Benoît Vitkine, après un essai intelligent et stimulant sur la jeunesse embrigadée qui soutient Poutine en 2011 (Les Nachi, ou la construction d'une "jeunesse du pouvoir" russe) a écrit deux polars maîtrisés, connaisseurs des endroits et des personnes, ne masquant pas les "détails" qui peuvent fâcher comme la corruption ou les oligarques, qui prennent comme décor l'Ukraine. Dans ce nouvel opus, plus court, c'est une balade où l'on suit un personnage unique, un jeune homme qui découvre la transformation de son pays, d'un moment important où tout peut basculer d'un côté ou de l'autre, vers la démocratie, vers un retour à une dictature ou vers un système avec de nouveaux maîtres potentiels. Le récit permet d'esquisser toutes ces options, de ne pas choisir, mais de laisser le lecteur comprendre de l'intérieur comment cela a fonctionné ou même comme cela aurait pu fonctionner différemment.
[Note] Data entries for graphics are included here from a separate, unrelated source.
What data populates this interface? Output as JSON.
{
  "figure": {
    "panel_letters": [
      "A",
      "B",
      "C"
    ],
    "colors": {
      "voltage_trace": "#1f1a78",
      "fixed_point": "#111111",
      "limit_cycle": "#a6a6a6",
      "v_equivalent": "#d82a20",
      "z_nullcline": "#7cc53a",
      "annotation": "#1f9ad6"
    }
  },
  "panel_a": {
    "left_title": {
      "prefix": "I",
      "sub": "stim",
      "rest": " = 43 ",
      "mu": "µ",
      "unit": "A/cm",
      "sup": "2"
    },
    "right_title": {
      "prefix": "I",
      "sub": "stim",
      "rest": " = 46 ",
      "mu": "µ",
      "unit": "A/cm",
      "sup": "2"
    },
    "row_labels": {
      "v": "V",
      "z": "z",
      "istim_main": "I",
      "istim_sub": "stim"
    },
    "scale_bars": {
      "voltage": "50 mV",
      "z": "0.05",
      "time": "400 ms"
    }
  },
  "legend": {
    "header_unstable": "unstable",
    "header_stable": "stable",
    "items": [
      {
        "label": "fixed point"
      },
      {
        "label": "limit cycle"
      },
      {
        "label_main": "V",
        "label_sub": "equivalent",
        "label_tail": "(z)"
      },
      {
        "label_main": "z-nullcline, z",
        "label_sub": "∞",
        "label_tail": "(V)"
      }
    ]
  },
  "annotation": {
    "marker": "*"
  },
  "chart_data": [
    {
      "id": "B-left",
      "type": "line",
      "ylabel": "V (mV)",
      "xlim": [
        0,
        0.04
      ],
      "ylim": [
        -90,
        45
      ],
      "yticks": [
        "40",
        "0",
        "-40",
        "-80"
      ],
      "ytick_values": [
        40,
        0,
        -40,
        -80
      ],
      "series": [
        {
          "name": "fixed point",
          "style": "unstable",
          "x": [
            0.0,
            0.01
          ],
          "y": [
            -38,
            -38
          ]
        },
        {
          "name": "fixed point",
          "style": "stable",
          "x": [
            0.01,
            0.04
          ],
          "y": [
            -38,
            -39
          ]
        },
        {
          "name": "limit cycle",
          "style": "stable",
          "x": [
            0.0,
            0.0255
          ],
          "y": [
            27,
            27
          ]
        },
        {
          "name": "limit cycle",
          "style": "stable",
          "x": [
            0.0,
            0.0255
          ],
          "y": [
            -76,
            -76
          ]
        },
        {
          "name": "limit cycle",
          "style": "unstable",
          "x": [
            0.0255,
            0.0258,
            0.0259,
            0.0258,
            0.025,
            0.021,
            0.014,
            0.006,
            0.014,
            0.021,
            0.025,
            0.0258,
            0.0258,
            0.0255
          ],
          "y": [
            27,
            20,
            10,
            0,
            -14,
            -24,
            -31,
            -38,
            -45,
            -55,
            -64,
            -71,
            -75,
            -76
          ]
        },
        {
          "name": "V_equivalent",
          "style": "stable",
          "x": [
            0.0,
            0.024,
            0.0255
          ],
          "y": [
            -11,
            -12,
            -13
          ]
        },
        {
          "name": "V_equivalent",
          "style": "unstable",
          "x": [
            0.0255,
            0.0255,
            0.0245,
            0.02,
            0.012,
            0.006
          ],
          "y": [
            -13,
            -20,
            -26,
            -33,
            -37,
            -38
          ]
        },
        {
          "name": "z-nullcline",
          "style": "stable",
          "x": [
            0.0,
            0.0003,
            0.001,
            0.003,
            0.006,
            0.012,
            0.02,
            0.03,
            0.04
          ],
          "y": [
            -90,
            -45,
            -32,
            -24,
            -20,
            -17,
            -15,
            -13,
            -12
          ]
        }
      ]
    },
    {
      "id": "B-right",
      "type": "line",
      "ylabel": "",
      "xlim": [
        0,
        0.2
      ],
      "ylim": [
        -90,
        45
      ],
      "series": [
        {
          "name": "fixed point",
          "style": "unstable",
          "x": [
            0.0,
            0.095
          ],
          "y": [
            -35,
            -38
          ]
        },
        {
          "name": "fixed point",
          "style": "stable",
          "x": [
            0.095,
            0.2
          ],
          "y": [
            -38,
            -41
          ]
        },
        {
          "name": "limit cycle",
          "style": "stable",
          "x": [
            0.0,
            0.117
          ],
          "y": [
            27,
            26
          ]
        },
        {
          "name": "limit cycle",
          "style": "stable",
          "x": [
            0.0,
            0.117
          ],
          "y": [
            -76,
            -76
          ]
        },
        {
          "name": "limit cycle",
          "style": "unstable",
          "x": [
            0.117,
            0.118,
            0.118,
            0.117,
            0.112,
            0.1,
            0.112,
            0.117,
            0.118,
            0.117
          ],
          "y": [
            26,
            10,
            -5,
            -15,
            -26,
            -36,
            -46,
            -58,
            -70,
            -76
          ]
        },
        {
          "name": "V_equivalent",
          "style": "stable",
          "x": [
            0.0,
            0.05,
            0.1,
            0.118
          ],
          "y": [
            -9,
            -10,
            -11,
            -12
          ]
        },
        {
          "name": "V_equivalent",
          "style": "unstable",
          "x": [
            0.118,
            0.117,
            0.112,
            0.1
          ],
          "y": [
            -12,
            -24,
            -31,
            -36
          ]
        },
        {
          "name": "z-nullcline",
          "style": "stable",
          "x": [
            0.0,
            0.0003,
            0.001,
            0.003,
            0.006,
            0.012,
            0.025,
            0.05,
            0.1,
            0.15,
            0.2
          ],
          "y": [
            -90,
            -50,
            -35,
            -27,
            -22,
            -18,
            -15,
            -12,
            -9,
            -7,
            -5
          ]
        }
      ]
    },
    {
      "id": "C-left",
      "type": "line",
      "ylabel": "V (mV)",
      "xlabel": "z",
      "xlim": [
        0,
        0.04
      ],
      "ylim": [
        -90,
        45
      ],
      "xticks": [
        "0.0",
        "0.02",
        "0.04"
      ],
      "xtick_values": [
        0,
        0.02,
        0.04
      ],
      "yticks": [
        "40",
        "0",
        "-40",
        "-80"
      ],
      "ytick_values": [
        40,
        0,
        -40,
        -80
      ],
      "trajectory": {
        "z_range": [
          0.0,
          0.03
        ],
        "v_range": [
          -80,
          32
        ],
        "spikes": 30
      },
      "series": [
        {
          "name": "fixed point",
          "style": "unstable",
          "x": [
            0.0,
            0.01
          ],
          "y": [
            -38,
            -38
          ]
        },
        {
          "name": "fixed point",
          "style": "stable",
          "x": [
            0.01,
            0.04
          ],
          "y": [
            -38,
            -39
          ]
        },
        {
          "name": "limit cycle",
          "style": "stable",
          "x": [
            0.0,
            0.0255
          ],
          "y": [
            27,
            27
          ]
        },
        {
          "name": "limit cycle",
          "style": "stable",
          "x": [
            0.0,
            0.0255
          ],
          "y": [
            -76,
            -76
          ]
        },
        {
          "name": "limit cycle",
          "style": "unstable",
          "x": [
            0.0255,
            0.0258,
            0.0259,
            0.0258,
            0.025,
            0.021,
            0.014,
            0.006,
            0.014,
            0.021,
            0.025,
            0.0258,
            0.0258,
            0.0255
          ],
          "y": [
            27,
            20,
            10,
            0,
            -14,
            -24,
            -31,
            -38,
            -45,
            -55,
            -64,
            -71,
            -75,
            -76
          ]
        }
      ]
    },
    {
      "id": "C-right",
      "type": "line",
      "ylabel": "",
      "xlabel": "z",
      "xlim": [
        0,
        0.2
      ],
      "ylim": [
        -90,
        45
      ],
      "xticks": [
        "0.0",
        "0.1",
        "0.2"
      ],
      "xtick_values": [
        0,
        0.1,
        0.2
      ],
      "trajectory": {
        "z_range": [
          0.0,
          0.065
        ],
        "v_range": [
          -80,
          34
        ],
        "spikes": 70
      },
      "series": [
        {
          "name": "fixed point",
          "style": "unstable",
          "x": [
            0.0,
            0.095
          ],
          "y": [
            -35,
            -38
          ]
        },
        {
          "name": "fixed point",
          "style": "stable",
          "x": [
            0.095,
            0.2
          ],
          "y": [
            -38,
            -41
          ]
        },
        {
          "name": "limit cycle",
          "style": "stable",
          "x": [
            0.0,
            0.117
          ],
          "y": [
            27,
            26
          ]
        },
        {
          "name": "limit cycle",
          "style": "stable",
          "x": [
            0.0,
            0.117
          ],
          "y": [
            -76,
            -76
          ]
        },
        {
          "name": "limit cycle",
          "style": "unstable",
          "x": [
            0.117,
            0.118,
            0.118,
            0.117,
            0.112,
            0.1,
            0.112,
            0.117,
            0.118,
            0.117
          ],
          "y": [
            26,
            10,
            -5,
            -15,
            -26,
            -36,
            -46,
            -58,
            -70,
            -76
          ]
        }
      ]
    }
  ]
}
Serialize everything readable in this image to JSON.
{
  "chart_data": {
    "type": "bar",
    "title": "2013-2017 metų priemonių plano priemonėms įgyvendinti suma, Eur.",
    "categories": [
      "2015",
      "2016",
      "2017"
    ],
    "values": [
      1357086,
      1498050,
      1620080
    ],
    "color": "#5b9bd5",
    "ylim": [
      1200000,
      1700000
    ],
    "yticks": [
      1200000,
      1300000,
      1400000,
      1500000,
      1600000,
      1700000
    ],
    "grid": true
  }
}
L'enclave désigne à la fois Kaliningrad, ville russe encerclée dans un territoire anciennement balte, et une enclave temporelle, un moment où les événements auraient pu prendre une autre tournure. Même si le personnage est un prisonnier, qu'il va se frotter à d'autres criminels avant d'arriver, le roman n'est pas un polar au sens strict du terme, mais reste un texte noir sur un monde hésitant entre plusieurs chemins. Le fait que nous connaissions, contrairement au Gris, la suite, renforce le côté noir et les prémonitions complexes des passants du livre qui rêvent de liberté dans une région où cela reste visiblement un rêve. Plus intéressant qu'un long discours théorique, un récit intelligent, qui fait réfléchir tout en restant une intrigue lisible et intelligemment menée.
Citation
Le Gris revoit les plantons de la base sur la Baltique, et aussi les types maigres qui l'ont pris dans leur camion, les querelleurs et les chanteurs... Il est comme eux, des pieds aux oreilles décollées. Il a été façonné comme eux. Pensée déprimante et rassurante à la fois.